Thanks for any help.

Regards.
 
M

mlimber

Rich said:
Hi

In an earlier posting I was asking how to read thru millions of data records
keeping the top 2000 (where the top values are based upon a field in the
record) and niklasb suggested using a priority_queue like so


------------------- start old message ---------------------
A more efficient way than what you describe would be
to use priority_queue. Define the predicate in such
a way that the top() always returns the lowest scoring
object.

Let q be the priority_queue and suppose you want to
find the top N scores (where N is 2000 in your example),
the pseudo-code would be something like this:

q.reserve(N);

// add the first N elements to the priority queue
for (i = 0; i < N; ++i)
{
if (!ReadRecord(&obj))
break;

q.push(obj);
}

// invariant: q contains highest N elements
// q.top() is the lowest of the highest N elements
while (ReadRecord(&obj))
{
if (obj > q.top())
{
q.pop();
q.push(obj);
}
}

------------------- end of old message ---------------------

This is working well for me but I'm getting cases where I have duplicate
records in the top 2000 and I'm not quite sure how to fix that problem.
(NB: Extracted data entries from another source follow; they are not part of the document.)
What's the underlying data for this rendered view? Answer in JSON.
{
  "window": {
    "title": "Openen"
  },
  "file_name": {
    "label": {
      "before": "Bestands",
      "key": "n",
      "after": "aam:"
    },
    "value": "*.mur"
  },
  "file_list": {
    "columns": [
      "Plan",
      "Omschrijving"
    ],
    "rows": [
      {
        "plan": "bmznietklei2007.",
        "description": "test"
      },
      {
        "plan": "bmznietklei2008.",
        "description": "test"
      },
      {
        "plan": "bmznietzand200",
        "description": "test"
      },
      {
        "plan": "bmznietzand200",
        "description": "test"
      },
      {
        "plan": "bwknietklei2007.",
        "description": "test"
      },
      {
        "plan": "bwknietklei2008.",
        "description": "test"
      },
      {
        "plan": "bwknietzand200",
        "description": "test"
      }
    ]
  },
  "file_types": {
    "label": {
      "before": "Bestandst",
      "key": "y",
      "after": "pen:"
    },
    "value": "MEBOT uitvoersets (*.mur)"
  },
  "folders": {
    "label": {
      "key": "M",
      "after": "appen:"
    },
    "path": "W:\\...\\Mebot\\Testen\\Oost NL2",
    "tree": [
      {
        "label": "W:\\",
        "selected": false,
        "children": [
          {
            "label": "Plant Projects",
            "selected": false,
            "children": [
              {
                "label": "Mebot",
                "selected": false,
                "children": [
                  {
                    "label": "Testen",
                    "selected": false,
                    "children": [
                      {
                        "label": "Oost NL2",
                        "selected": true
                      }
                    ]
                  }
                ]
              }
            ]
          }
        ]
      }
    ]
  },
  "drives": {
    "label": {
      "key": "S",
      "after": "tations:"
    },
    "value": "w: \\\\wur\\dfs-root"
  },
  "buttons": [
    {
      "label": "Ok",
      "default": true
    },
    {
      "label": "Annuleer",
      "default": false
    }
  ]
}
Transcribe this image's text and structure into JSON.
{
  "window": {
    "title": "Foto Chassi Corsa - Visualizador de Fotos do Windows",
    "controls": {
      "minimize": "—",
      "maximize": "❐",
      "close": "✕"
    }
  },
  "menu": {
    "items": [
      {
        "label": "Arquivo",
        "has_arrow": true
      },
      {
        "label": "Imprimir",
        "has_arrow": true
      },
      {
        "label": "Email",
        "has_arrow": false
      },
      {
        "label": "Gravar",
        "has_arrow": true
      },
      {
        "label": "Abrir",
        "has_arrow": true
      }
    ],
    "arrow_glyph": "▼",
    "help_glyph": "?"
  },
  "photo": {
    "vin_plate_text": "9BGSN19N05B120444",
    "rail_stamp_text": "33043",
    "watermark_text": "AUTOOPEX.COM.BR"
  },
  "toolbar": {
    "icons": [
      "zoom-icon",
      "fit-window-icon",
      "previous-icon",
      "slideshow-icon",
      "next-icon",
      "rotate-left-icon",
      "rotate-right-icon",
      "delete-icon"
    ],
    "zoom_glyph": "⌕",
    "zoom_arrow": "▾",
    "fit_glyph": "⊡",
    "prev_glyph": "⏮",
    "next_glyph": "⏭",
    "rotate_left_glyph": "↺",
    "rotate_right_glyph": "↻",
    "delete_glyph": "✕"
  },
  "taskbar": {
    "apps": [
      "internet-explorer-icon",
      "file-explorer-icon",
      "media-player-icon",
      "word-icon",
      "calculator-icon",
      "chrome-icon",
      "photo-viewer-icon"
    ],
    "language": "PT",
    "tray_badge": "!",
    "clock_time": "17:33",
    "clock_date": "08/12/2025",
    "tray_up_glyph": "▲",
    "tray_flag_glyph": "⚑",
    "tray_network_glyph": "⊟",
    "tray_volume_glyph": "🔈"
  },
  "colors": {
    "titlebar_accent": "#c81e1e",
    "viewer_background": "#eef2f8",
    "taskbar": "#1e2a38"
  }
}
I was thinking of running a loop around the pop until the obj is NOT greater
than the top and then pushing obj but I'm convinced thats the best way.

Thanks for any help.

Regards.

Are you getting duplicates because there are duplicates in your file(s)
or because there is an error in the program? (If the former, you might
consider using a std::unique, perhaps in conjunction with a
std::vector, to find the first N unique records. See the docs here:
http://www.sgi.com/tech/stl/unique.html .)

Cheers! --M
 
K

Kai-Uwe Bux

Rich said:
Hi

In an earlier posting I was asking how to read thru millions of data
records keeping the top 2000 (where the top values are based upon a field
in the record) and niklasb suggested using a priority_queue like so


------------------- start old message ---------------------
A more efficient way than what you describe would be
to use priority_queue. Define the predicate in such
a way that the top() always returns the lowest scoring
object.

Let q be the priority_queue and suppose you want to
find the top N scores (where N is 2000 in your example),
the pseudo-code would be something like this:

q.reserve(N);

// add the first N elements to the priority queue
for (i = 0; i < N; ++i)
{
if (!ReadRecord(&obj))
break;

q.push(obj);
}

// invariant: q contains highest N elements
// q.top() is the lowest of the highest N elements
while (ReadRecord(&obj))
{
if (obj > q.top())
{
q.pop();
q.push(obj);
}
}

------------------- end of old message ---------------------

This is working well for me but I'm getting cases where I have duplicate
records in the top 2000 and I'm not quite sure how to fix that problem.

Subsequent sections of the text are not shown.